🤖 AI Summary
This work addresses the unclear capability of current large language models to generate complete code repositories from scratch and the absence of verifiable, scalable evaluation benchmarks. The authors propose RepoZero, a benchmark that reframes repository generation as an API-specification-based reproduction task, enabling fully automated black-box execution verification through output equivalence. To mitigate data leakage, the framework incorporates cross-language constraints and sandboxed protocols. Furthermore, it introduces the Agentic Code-Test Evolution (ACE) framework, which supports iterative test generation and error-driven optimization. Experimental results demonstrate that even the strongest existing models achieve only 30%–55% pass rates on this benchmark, revealing a substantial gap between current capabilities and the demands of real-world software development.
📝 Abstract
Large Language Models (LLMs) have recently shown remarkable progress in code generation, yet their ability to construct complete software repositories from scratch remains poorly understood. A fundamental bottleneck is the lack of verifiable and scalable evaluation: existing benchmarks either focus on patch-based editing or rely on human or LLM-based judgments, which introduce bias and limit reproducibility. In this work, we present RepoZero, the first benchmark that enables fully automated, execution-based verification of repository-level generation from scratch. Our key idea is to reformulate generation as repository reproduction: given only API specifications, an agent must re-implement an entire repository such that its behavior matches the original implementation.
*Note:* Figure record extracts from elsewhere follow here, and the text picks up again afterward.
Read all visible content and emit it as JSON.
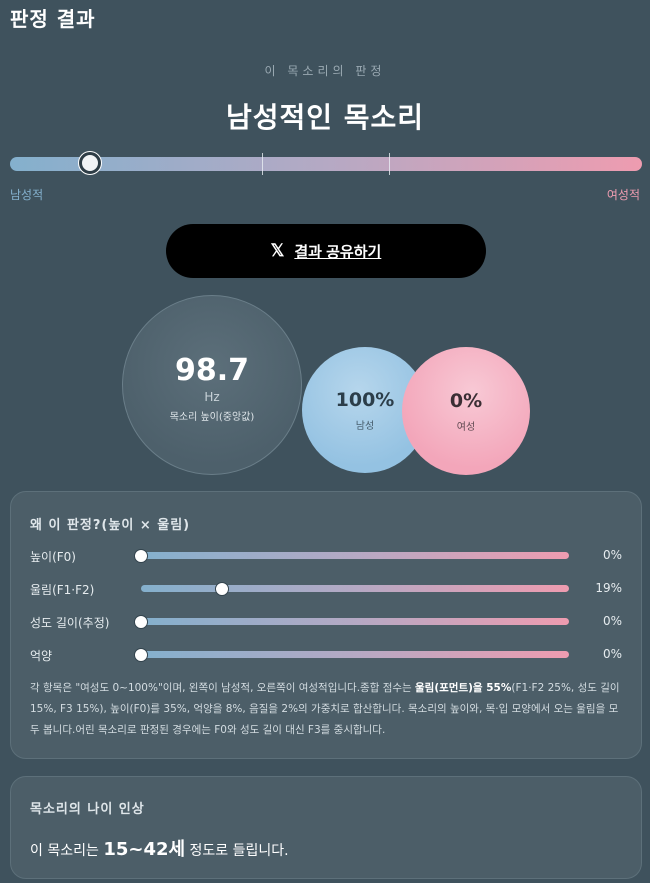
{
  "header": {
    "title": "판정 결과"
  },
  "verdict": {
    "eyebrow": "이 목소리의 판정",
    "title": "남성적인 목소리",
    "scale_position": 0.127,
    "left_label": "남성적",
    "right_label": "여성적"
  },
  "share": {
    "icon": "x-logo-icon",
    "label": "결과 공유하기"
  },
  "pitch": {
    "value": "98.7",
    "unit": "Hz",
    "caption": "목소리 높이(중앙값)"
  },
  "gender": {
    "male_pct": "100%",
    "male_label": "남성",
    "female_pct": "0%",
    "female_label": "여성"
  },
  "why": {
    "title": "왜 이 판정?(높이 × 울림)",
    "metrics": [
      {
        "label": "높이(F0)",
        "value": "0%",
        "level": 0
      },
      {
        "label": "울림(F1·F2)",
        "value": "19%",
        "level": 0.19
      },
      {
        "label": "성도 길이(추정)",
        "value": "0%",
        "level": 0
      },
      {
        "label": "억양",
        "value": "0%",
        "level": 0
      }
    ],
    "explain_a": "각 항목은 \"여성도 0~100%\"이며, 왼쪽이 남성적, 오른쪽이 여성적입니다.종합 점수는 ",
    "explain_b": "울림(포먼트)을 55%",
    "explain_c": "(F1·F2 25%, 성도 길이 15%, F3 15%), 높이(F0)를 35%, 억양을 8%, 음질을 2%의 가중치로 합산합니다. 목소리의 높이와, 목·입 모양에서 오는 울림을 모두 봅니다.어린 목소리로 판정된 경우에는 F0와 성도 길이 대신 F3를 중시합니다."
  },
  "age": {
    "title": "목소리의 나이 인상",
    "prefix": "이 목소리는 ",
    "range": "15~42세",
    "suffix": " 정도로 들립니다."
  }
}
This design allows for strict black-box validation via output equivalence, while naturally supporting large-scale construction by reusing existing open-source repositories. To further mitigate data leakage and shortcut solutions, we introduce cross-language constraints and a sandboxed evaluation protocol. Building on this benchmark, we propose an Agentic Code-Test Evolution (ACE) framework that performs iterative test generation and error-driven refinement, enabling effective test-time scaling for repository-level synthesis. Extensive experiments across multiple state-of-the-art LLMs and agent frameworks reveal that even the strongest LLM agents achieve only limited pass rates (30\% - 55\%), exposing a substantial gap between current capabilities and real-world software development requirements. Our results establish RepoZero as a challenging, scalable, and reliable testbed for end-to-end code generation, and highlight self-verification via test generation as a critical direction for advancing LLM-based coding agents.